I would immediately  get with Nurse Asthmatic and remind her that her health is a priority. I  would ask Nurse Asthmatic to stay in full communication with the hospital in  regard to what is going on, unless she needs me to communicate on her behalf  due to her current health issue. We would have a conversation and see what  she would ideally prefer to do regarding her assignments. Together we will go  over the pros and cons, leading us to reach the best decision regarding her  health. If she decides she can stay with implementing some new precautions, I  would work with the account manager and ensure we could get the adequate  amount of time off for her recovery.
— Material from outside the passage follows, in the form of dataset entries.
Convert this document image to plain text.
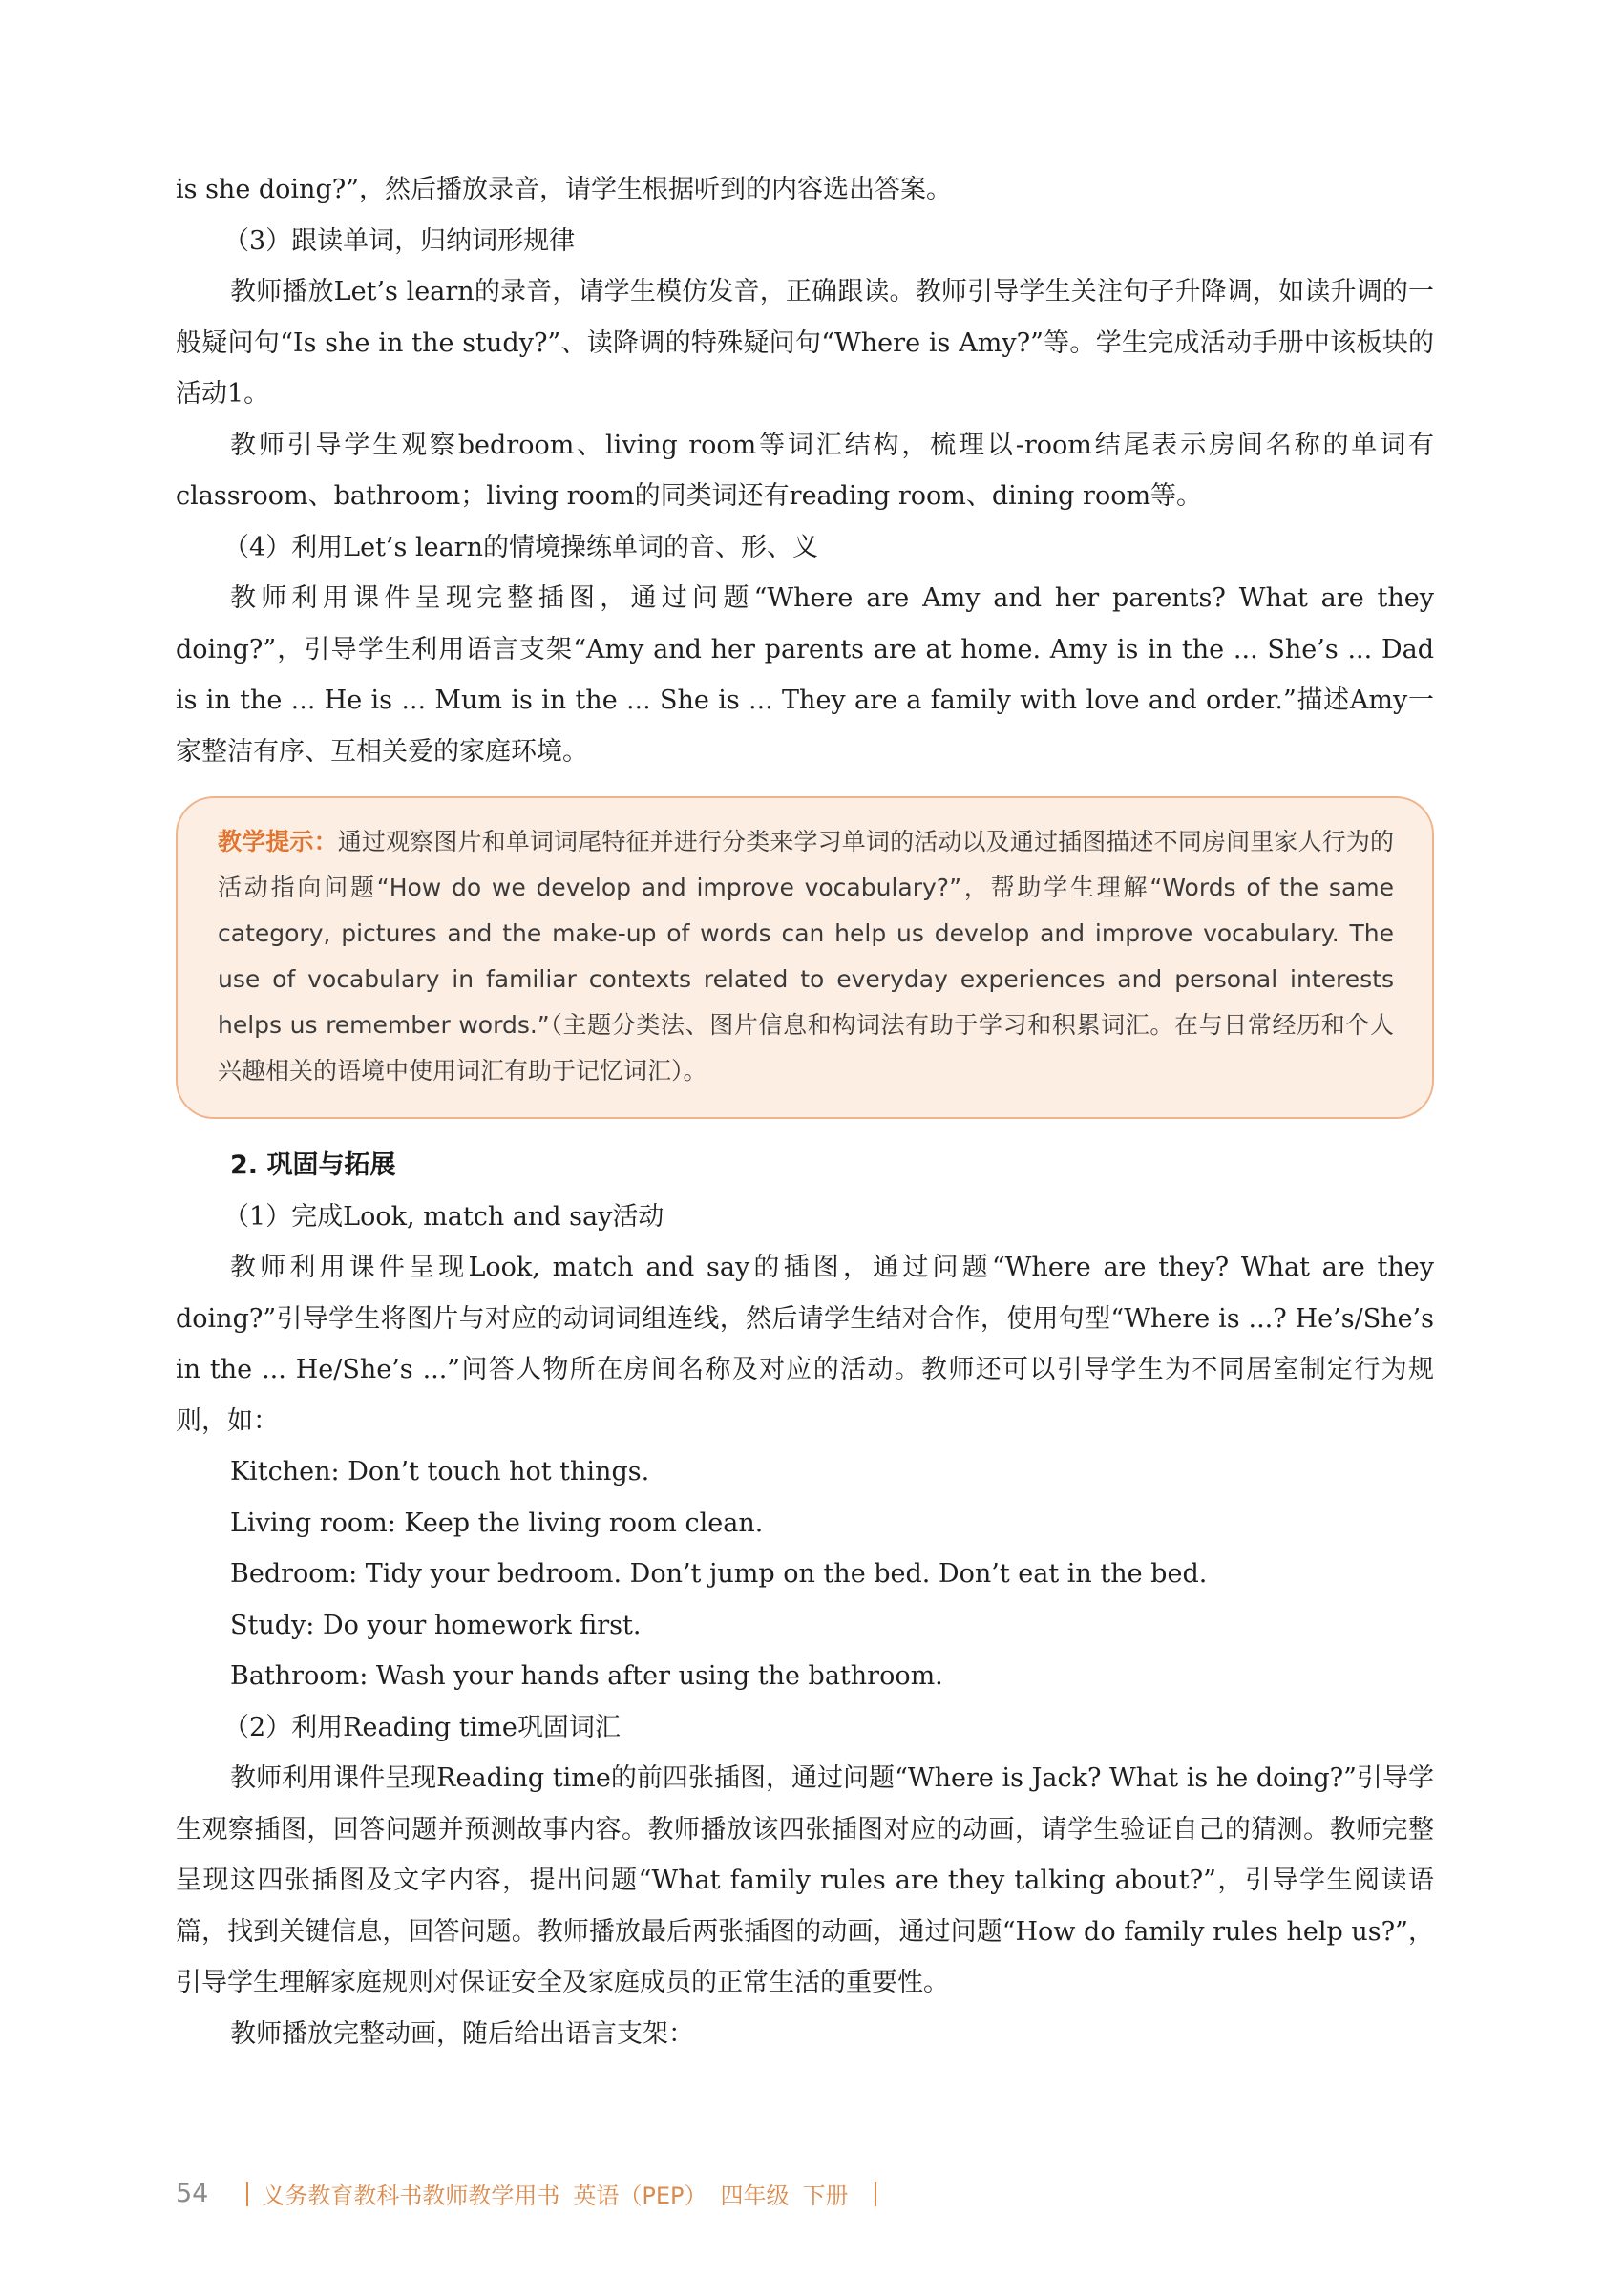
is she doing?”，然后播放录音，请学生根据听到的内容选出答案。

（3）跟读单词，归纳词形规律

教师播放Let’s learn的录音，请学生模仿发音，正确跟读。教师引导学生关注句子升降调，如读升调的一般疑问句“Is she in the study?”、读降调的特殊疑问句“Where is Amy?”等。学生完成活动手册中该板块的活动1。

教师引导学生观察bedroom、living room等词汇结构，梳理以-room结尾表示房间名称的单词有classroom、bathroom；living room的同类词还有reading room、dining room等。

（4）利用Let’s learn的情境操练单词的音、形、义

教师利用课件呈现完整插图，通过问题“Where are Amy and her parents? What are they doing?”，引导学生利用语言支架“Amy and her parents are at home. Amy is in the ... She’s ... Dad is in the ... He is ... Mum is in the ... She is ... They are a family with love and order.”描述Amy一家整洁有序、互相关爱的家庭环境。

教学提示：通过观察图片和单词词尾特征并进行分类来学习单词的活动以及通过插图描述不同房间里家人行为的活动指向问题“How do we develop and improve vocabulary?”，帮助学生理解“Words of the same category, pictures and the make-up of words can help us develop and improve vocabulary. The use of vocabulary in familiar contexts related to everyday experiences and personal interests helps us remember words.”（主题分类法、图片信息和构词法有助于学习和积累词汇。在与日常经历和个人兴趣相关的语境中使用词汇有助于记忆词汇）。

2. 巩固与拓展

（1）完成Look, match and say活动

教师利用课件呈现Look, match and say的插图，通过问题“Where are they? What are they doing?”引导学生将图片与对应的动词词组连线，然后请学生结对合作，使用句型“Where is ...? He’s/She’s in the ... He/She’s ...”问答人物所在房间名称及对应的活动。教师还可以引导学生为不同居室制定行为规则，如：

Kitchen: Don’t touch hot things.

Living room: Keep the living room clean.

Bedroom: Tidy your bedroom. Don’t jump on the bed. Don’t eat in the bed.

Study: Do your homework first.

Bathroom: Wash your hands after using the bathroom.

（2）利用Reading time巩固词汇

教师利用课件呈现Reading time的前四张插图，通过问题“Where is Jack? What is he doing?”引导学生观察插图，回答问题并预测故事内容。教师播放该四张插图对应的动画，请学生验证自己的猜测。教师完整呈现这四张插图及文字内容，提出问题“What family rules are they talking about?”，引导学生阅读语篇，找到关键信息，回答问题。教师播放最后两张插图的动画，通过问题“How do family rules help us?”，引导学生理解家庭规则对保证安全及家庭成员的正常生活的重要性。

教师播放完整动画，随后给出语言支架：

54 义务教育教科书教师教学用书 英语（PEP） 四年级 下册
If the Nurse Asthmatic feels she would  prefer to leave the assignment, I would work with the account manager and see  if they can release her from her contract without penalty. The negotiation  truly is up to the client; however, it is my responsibility to be an advocate  for Nurse Asthmatic and will support her decision.

Question 5:
You have worked hard to find Nurse Roulette a job in Las Vegas. You send the nurse a contract that she readily accepts, signs, and sends back. The next morning the bags are packed and Nurse Roulette is on the way to the assignment of her dreams. At 0800 she is out the door and to the hospital. Checking in with HR, they inform her that there is no contract between the hospital and the company, related to the fact that it has not been approved by HR. About the same time, the recruiting manager comes to you and tells you not to send Nurse Roulette on the assignment. This shouldn’t have happened, but unfortunately it does happen. What do you do?
Answer 5:

At Health Providers  Choice we have procedures set in place to ensure an instance like this would  not occur. Once a travel nurse has accepted an assignment with Health  Providers Choice and signs their new hire terms, our quality department then  works directly with the nurse and client/hospital to complete all compliance  requirements needed for that specific assignment. As a recruiter, I always  source for opportunities with my working talent in mind. This mindset  ensures, if a cancellation/ hospital backout did occur, I would be able to  match Nurse Roulette to a new opportunity quickly.

Question 6:
What would you like travel nurses to know about being a great traveling nurse and making your job easier?
Answer 6:

The key to a  successful travel nurse is great communication, honesty, and having a  positive mind-set. Effective communication limits the risk of  miscommunications, ensure for a smooth placement process, and gives me, your  recruiter, the ability to set correct expectations according to the nurse‚Äôs  knowledge and experience. I am here to be a support for travel nurses during  their entire journey and as their needs, wants, and lifestyle change, I want  them to be open and honest with me. This gives me the ability to continue  individualizing my efforts for the purpose of being their best resource. This  industry will open the doors to explore new places and have amazing  opportunities, but travel nurses must have the right mind-set! Many hospitals  need travel nurses due to employee shortages, and high patient census. Some  assignments might not always be easy, but the right mind-set and a strong  support system can lead to amazing growth opportunities. You and I are a team  and I want our team to be successful!